Мы садимся на своих застоявшихся лошадей, дремлющих у коновязи, и оглядываемся на госпиталь.
Марьяна смотрит нам вслед, но не машет: неподвижная, как неживая.
4
А в штабе армии над нами с Женькой покатывались со смеху, потешались:
– Ну девчата, ну умудрили!.. В пехоту? Стрелками? А что вы умеете? Стрелять умеете, да? А ползать по-пластунски? А с полной выкладкой семьдесят километров пройдете? А не заплачете, если будет трудно?
– Нет, засмеемся, - ответила я, и они засмеялись.
– Ну, вот что, - сказал, отсмеявшись, майор, с которым мы говорили.
– Езжайте туда, куда вас назначили. В дорожный батальон. Если нужно будет, вас вызовут. А пока... Пока вот так. Исполняйте!
И мы повернулись и вышли.
И теперь мы с Женькой в глубоком тылу. Пятьдесят километров от линии фронта.
Каждый день в пять утра мы выходим вместе с дорожниками на трассу и присматриваем за работающими бойцами: не поранился ли кто топором на повалке и рубке леса, не случилось ли с кем солнечного удара, не заболел ли у кого «курсак». Трудяги у нас в батальоне нестроевые. Почти все они хроники или после тяжёлых ранений, поэтому за ними следи да следи. За день трассу пять-шесть раз обойдешь пешком с тяжёлой санитарной сумкой за плечами.
Потом уже, после обеда, когда время совсем замедляет свой бег, я украдкою исчезаю и иду по направлению к Женькиной роте - это ещё десять, а то и все пятнадцать километров, - чтобы встретиться с ней.
Она, в свою очередь, тоще идёт мне навстречу.
На границе наших рот, на самом стыке, мы кладем на землю тяжёлые санитарные сумки и садимся рядом на поваленном толстом бревне, возле чахлой лежнёвки: её-то и строит наш батальон. Женька курит, блаженно щурится в лучах яркого летнего солнца. А я хмуро молчу. Я тоскую. Тыловая жизнь не по мне.
– Ну, как дела?
– устало интересуется Женька.
– Убегу. Сегодня же брошу всё и убегу! Больше нет моих сил...
– Куда же ты убежишь?
– Не знаю.
– Я задумываюсь на миг.
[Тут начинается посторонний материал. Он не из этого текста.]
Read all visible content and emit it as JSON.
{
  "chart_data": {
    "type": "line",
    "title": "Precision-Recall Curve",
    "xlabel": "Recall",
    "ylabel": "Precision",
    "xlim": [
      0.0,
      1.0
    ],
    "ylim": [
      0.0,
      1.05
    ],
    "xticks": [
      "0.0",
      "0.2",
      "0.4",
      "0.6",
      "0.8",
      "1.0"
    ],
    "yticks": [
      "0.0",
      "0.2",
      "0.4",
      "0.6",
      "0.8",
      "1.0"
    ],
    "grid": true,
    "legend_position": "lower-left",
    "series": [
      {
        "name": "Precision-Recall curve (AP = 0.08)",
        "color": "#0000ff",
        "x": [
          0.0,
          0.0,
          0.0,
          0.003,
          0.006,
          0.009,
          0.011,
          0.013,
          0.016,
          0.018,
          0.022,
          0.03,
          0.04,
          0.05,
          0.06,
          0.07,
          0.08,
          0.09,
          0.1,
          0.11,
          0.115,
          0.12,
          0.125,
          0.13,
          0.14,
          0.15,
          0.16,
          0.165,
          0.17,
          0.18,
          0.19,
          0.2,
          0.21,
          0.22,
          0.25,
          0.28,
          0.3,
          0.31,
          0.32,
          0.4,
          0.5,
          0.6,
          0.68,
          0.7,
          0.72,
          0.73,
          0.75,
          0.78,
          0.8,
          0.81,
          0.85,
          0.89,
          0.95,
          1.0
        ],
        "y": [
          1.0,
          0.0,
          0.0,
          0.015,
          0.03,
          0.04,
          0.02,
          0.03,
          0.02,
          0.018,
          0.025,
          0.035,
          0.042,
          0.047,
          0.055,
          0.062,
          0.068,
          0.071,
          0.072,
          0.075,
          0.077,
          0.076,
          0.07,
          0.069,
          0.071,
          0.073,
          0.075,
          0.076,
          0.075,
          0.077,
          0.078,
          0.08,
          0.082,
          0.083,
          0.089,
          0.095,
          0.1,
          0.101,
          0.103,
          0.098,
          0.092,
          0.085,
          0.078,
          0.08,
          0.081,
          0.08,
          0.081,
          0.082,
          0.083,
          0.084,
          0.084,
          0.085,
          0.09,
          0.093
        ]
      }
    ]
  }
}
В самом деле: куда? Кому я нужна? Практически мою идею, конечно, осуществить будет трудно. Но и жить я так больше уже не могу.
– Не знаю, - повторяю я.
– Куда-нибудь убегу. К Улаеву, может быть. Иль к Кедрову в полк. В любую часть убегу. Где примут.
Почему-то все прошлые наши трудности, даже смерть и опасности сейчас мне кажутся пустяком, совершенной ничтожностью по сравнению с тем хорошим, что я увидела там, на фронте. А здесь, в глубоком тылу, и хорошее - эта мирная, спокойная жизнь, и травы, и солнце, и чистое небо - не только не радует душу, а даже как бы гнетёт её.
– Ты думаешь, на передовой будет легче?
– спрашивает меня Женька.
– Нет, не думаю. Да я легкой жизни и не ищу...
Наш рабочий день здесь очень тяжёл.
Мы, медсёстры, встаём очень рано. Раньше всех. Почти в темноте. Проверяем раскладку продуктов, затем чистоту самих поваров и всего кухонного оборудования. Потом у себя в санчасти начинаем амбулаторный приём. До первого построения роты на утреннюю зарядку мы должны уже полностью освободить от работы всех больных, всех раненых перевязать, всех хроников осмотреть и дать им лекарства. Потом мы снимаем пробу с завтрака и даём разрешение на выдачу людям. Это если завтрак в самом деле хорош. А то бывает, и поскандалишь со старшиной, пригрозишь ему актом. В пять утра, после завтрака, мы выходим на трассу, которая тянется на многие километры. Каждая рота строит приблизительно двадцать - двадцать пять километров лежнёвки. И здесь мы уже дотемна, пока солнце не опустится за горизонт.
Вечером возвращаешься вместе с бойцами в расположение роты. И пока бойцы ужинают, отдыхают, ты опять открываешь амбулаторный приём. Он обычно заканчивается очень поздно, часов в десять. Потом начинаешь готовить лекарства на следующий день: у нас нет ни своего фармацевта, ни близкой аптеки. Выстираешь портянки и гимнастёрку, почистишь сапоги, вымоешься сама, и спать тебе остаётся каких-нибудь два-три часа. А рано утром дневальный опять тебе стукнет в окно: «Вставай, сестра! Уже ждут...»
Но к такому труду я привыкла. И дело не в нём. Тяготит здесь другое.